El pasado 5 de marzo contemplamos un espectáculo bochornoso más. Rosa Díez acudió a la Universitat Autònoma de Barcelona para pronunciar una conferencia –lo normal tratándose de ella–, pero en esta ocasión tuvo serias dificultades. Un numeroso grupo de estudiantes nacionalistas radicales hicieron todo lo posible para boicotear el acto: no querían que se produjera, querían callar la voz de Rosa Díez y asustar. Por desgracia, lo consiguieron.
En primer lugar se dispusieron a irrumpir en el salón de actos donde se iba a celebrar el acto. El rector se vio obligado a trasladar la ubicación de la celebración de la conferencia que, finalmente, fue pronunciada ante un reducido número de personas en un aula. A la salida, los mismos energúmenos de antes (y los de siempre) la siguieron hasta la salida. No dejaban de gritar improperios y consignas mal trabadas. Rosa Díez tuvo que ser escoltada en todo momento; le arrojaron papeles y piedras; incluso se apostaron alrededor del vehículo de modo que parecía que no iba a conseguir salir de allí. El rector también sufrió directamente este acto de violencia: le arrojaron pintura roja. Todo, en su conjunto, fue un acto lamentable de violencia política, una acción deliberadamente ejecutada para cercenar la libertad de expresión no sólo de una ciudadana sino también de una diputada, de una señora que nos representa a todos, y, por añadidura, la libertad de todos aquéllos que tenían la voluntad de escucharla, de acudir al acto en ejercicio de una libertad política fundamental: el derecho de reunión.
Es evidente que esta entrada es una condena de esta acción, una denuncia de la violencia política, del fascismo que tiene tomadas determinadas facultades de este país (ya le ocurrió lo mismo en la Facultad de Ciencias Políticas de la Universidad Complutense de Madrid aunque tuvieron menos éxito), pero es también una manifestación de aflicción por esta parte de la comunidad universitaria envenenada por el totalitarismo, por esos fascistas engañados que creen en la superioridad de una causa sobre las personas. La universidad ha sido siempre un espacio de refugio político incluso en los tiempos más adversos y es por ello que, quizás, con el robo de este espacio público a la democracia es cómo más daño nos hacen.
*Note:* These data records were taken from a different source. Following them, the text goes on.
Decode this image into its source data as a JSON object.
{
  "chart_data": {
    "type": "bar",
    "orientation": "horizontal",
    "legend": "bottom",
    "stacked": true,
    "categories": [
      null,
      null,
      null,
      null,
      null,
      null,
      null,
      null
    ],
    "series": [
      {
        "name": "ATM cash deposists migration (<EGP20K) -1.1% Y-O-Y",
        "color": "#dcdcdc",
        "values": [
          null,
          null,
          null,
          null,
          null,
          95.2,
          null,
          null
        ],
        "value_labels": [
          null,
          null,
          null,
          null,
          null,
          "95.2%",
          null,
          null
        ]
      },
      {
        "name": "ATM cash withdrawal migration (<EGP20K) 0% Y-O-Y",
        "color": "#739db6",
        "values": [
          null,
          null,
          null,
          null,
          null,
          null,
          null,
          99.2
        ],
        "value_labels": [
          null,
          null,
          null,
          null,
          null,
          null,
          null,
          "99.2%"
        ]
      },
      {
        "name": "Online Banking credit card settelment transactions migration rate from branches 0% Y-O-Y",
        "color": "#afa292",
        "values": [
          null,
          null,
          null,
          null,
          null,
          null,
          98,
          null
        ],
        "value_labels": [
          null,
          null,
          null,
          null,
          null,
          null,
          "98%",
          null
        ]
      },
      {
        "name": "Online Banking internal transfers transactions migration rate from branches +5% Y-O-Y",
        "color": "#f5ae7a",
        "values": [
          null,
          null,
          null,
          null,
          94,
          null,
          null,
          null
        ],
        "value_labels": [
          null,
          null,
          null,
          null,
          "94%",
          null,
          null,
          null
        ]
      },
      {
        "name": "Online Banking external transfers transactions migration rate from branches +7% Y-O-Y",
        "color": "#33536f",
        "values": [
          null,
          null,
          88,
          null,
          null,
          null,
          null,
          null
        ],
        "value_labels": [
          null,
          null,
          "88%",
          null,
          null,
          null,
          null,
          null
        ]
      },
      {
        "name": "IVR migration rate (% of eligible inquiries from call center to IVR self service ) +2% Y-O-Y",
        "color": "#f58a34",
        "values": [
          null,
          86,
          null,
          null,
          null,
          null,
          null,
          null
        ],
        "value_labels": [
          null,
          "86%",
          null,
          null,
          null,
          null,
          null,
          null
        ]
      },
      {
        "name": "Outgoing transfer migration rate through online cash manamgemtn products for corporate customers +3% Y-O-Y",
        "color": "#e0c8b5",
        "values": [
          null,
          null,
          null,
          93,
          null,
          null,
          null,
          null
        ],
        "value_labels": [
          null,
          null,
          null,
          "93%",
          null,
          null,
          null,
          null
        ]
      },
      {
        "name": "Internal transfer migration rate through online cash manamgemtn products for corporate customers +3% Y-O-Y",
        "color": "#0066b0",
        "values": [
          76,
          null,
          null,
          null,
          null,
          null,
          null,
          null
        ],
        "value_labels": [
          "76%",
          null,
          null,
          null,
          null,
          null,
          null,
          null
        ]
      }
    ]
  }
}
Y, después de todos estos episodios, yo me pregunto ¿en qué van a quedar estas acciones? ¿Es gratis en este país ir a actos públicos y reventarlos, impedir que la gente exprese sus ideas con libertad? ¿Dónde está el ministerio público, el juez instructor, la policía, la propia universidad si no es investigando a los responsables para emprender acciones legales? ¿Van a quedar impunes? Si cada vez que pasa algo así vamos a quedarnos sin hacer nada, estamos haciendo más que nadie para legalizar el fascismo. Si pensamos que nada nos va ni nos viene por que una diputada tenga que salir escoltada de una universidad mientras le arrojan papeles y piedras, es que no merecemos la democracia porque ésta no sólo está en las leyes o en la Constitución sino que hunde sus raíces en el espíritu de respeto de los ciudadanos. Si nosotros mismos perdemos el respeto por nuestra democracia, sólo nos queda la esclavitud.